La ComIDH a souligné l’importance des plans opérationnels, notamment des mesures de gestion de la circulation :

(…) les institutions compétentes de l’État sont tenues de concevoir des plans et des procédures opérationnels pour faciliter l’exercice du droit de réunion (…) [y compris] la réorientation de la circulation piétonne et automobile dans une certaine zone.339ComIDH, Report on Citizen Security and Human Rights, OEA/Ser.L/V/II, Doc 57, 31 décembre 2009, point 193. (uniquement disponible en anglais)

De même, la CEDH a reconnu l’existence d’une obligation, à la charge des autorités, d’adopter

les mesures nécessaires pour minimiser toute perturbation de la circulation, ou d’autres mesures de sécurité, telles que l’envoi de secours d’urgence sur les lieux des réunions ou des manifestations, afin de garantir le bon déroulement des événements de ce type.340Novikova et autres c. Russie, CEDH, arrêt du 26 avril 2016, point 171 ; (uniquement disponible en anglais) voir également Oya Ataman c. Turquie, CEDH, arrêt du 5 décembre 2006, point 39.

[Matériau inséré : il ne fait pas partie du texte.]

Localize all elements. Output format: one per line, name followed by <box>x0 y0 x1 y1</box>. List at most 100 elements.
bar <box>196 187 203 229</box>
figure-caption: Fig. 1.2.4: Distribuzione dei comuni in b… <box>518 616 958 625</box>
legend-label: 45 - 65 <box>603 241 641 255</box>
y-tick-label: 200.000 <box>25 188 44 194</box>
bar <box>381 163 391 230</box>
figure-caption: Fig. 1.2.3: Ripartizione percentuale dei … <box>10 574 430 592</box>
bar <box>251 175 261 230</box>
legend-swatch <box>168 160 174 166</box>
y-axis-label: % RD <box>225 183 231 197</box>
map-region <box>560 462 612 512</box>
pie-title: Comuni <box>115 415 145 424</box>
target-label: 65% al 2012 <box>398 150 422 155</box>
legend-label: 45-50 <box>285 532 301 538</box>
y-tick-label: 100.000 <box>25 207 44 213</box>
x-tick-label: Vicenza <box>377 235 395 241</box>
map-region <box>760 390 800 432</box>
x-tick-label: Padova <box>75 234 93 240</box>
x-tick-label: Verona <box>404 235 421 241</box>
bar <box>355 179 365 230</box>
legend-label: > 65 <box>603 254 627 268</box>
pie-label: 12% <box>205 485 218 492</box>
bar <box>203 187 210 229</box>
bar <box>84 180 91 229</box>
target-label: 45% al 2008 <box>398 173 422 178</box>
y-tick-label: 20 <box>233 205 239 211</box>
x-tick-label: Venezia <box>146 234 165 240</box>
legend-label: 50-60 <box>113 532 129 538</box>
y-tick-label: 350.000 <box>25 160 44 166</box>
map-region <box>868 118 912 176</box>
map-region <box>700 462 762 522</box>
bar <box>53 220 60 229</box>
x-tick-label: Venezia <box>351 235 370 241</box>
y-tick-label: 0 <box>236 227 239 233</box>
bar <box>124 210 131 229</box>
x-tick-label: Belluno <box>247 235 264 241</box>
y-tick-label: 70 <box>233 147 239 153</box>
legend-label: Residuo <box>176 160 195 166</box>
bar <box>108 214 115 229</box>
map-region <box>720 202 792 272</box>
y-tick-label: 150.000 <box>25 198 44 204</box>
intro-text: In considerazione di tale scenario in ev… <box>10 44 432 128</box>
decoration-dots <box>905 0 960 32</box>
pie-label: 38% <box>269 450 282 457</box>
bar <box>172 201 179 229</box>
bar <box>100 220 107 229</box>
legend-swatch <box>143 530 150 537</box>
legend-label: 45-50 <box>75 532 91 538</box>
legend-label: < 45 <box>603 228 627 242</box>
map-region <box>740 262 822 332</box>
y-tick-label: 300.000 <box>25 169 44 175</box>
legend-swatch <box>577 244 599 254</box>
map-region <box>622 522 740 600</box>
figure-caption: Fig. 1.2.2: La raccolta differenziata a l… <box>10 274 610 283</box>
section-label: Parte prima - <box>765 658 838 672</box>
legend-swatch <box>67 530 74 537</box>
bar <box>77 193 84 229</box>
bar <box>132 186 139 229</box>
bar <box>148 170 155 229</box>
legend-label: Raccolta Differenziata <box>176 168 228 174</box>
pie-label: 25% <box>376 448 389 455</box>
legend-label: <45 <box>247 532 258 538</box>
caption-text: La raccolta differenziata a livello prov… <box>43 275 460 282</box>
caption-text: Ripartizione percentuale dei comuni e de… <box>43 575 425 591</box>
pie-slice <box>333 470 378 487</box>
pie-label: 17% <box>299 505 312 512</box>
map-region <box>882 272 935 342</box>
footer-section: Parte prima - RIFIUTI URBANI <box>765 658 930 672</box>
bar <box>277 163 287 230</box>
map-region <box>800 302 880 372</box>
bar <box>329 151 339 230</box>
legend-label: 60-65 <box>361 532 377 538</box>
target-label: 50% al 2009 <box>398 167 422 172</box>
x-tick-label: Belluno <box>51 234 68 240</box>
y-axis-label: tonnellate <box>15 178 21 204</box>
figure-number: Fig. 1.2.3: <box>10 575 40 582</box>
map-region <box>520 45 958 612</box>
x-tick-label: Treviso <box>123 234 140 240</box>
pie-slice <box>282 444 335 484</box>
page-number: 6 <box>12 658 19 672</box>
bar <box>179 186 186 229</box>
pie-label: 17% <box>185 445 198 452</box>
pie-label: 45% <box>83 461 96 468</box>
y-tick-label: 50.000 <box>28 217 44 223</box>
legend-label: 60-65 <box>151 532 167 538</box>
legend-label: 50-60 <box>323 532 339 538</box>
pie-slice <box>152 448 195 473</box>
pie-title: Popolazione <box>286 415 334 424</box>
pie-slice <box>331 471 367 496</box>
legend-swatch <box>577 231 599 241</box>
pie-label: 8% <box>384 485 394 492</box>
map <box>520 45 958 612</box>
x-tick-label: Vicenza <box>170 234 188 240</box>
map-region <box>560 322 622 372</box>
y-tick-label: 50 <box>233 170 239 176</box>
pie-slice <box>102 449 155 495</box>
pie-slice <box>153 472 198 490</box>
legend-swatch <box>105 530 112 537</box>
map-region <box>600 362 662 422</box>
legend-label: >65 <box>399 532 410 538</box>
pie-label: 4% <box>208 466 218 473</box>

Et l’Observation générale no 37 explique :

En outre, les États parties ont l’obligation positive de faciliter la tenue des réunions pacifiques et de permettre aux participants d’atteindre leurs objectifs23. Les États doivent donc promouvoir un environnement propice à l’exercice du droit de réunion pacifique sans discrimination et mettre en place un cadre juridique et institutionnel dans lequel ce droit puisse être exercé effectivement. Dans certains cas, les autorités peuvent avoir à prendre des mesures spécifiques. Elles peuvent, par exemple, être obligées de bloquer des rues, de dévier la circulation ou de veiller à la sécurité. Lorsque cela s’impose, les États doivent aussi protéger les participants contre certains abus que pourraient commettre des acteurs non étatiques, tels que des interventions ou des actes de violence d’autres membres du public24, de contre-manifestants ou de prestataires de services de sécurité privés.341Comité des droits de l’homme des Nations Unies, Observation générale no 37 (2020) sur le droit de réunion pacifique (article 21), Doc. des Nations Unies CCPR/C/GC/37, 17 septembre 2020, point 24.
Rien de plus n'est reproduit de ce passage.